Monitoring & Follow-up

  • Perform post-vaccination serological titers to evaluate vaccine response and immunity retention.
  • Use composite measures of vaccine response to categorize patients as global responders, non-responders, or no call to guide clinical decisions.

Risks

  • Recognize that 31% of infections post-BCMA CAR T-cell therapy are vaccine-preventable, underscoring the importance of vaccination despite suboptimal responses.
  • Be aware of persistent immune deficiencies that may limit vaccine efficacy and increase infection risk.
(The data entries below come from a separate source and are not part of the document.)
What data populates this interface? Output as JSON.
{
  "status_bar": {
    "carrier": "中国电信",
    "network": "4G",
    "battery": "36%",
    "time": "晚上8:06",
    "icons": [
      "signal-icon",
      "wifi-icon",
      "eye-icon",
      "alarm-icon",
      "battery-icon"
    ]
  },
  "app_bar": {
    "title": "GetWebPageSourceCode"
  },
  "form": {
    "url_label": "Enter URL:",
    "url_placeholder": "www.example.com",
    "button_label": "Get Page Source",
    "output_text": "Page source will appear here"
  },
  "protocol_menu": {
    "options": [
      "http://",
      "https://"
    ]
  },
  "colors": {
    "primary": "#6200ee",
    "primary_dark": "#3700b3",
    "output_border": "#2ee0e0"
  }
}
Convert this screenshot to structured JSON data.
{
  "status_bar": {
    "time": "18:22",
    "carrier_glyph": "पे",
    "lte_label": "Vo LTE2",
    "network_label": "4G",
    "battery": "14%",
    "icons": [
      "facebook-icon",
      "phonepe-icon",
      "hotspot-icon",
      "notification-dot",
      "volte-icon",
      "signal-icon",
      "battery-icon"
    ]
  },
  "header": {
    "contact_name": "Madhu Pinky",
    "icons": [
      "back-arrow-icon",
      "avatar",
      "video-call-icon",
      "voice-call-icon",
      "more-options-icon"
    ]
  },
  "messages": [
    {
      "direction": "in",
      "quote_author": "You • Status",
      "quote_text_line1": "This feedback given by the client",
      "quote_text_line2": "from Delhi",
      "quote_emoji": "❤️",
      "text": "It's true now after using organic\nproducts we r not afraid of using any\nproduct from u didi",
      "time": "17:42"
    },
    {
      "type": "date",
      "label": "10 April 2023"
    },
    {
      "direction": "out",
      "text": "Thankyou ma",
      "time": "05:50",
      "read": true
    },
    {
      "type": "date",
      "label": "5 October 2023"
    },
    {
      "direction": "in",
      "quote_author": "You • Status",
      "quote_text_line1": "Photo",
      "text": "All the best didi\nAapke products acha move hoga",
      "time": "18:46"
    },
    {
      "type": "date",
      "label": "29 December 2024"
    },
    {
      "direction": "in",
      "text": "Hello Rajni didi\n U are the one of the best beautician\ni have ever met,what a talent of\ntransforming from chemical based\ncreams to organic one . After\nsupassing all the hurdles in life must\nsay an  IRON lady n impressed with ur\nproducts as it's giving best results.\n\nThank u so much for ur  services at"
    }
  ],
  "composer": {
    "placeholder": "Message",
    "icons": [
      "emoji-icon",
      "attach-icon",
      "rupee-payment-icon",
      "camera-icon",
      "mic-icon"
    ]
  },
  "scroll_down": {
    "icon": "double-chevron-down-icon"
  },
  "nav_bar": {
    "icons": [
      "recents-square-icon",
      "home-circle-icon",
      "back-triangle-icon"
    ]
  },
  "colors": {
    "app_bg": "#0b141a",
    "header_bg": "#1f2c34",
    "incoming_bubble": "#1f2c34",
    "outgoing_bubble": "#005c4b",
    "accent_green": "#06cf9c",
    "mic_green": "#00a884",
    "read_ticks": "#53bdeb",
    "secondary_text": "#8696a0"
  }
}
Patient & Prescribing Data

Patients with lymphoma and myeloma receiving commercial CD19- or BCMA-targeted CAR T-cell therapies

Vaccination post-CAR T-cell therapy yields limited humoral responses; BCMA CAR T recipients may have better COVID-19 vaccine responses than CD19 recipients, but overall immunity remains impaired.

Clinical Best Practices

  • Exclude recent IVIG recipients when assessing vaccine-induced antibody responses to avoid false elevations.
  • Use standardized institutional definitions for protective antibody levels and vaccine response thresholds.
  • Employ a comprehensive vaccination schedule covering multiple vaccine-preventable infections tailored to CAR T-cell therapy recipients.
  • Monitor serological responses longitudinally to identify patients who may benefit from additional vaccine doses or alternative preventive strategies.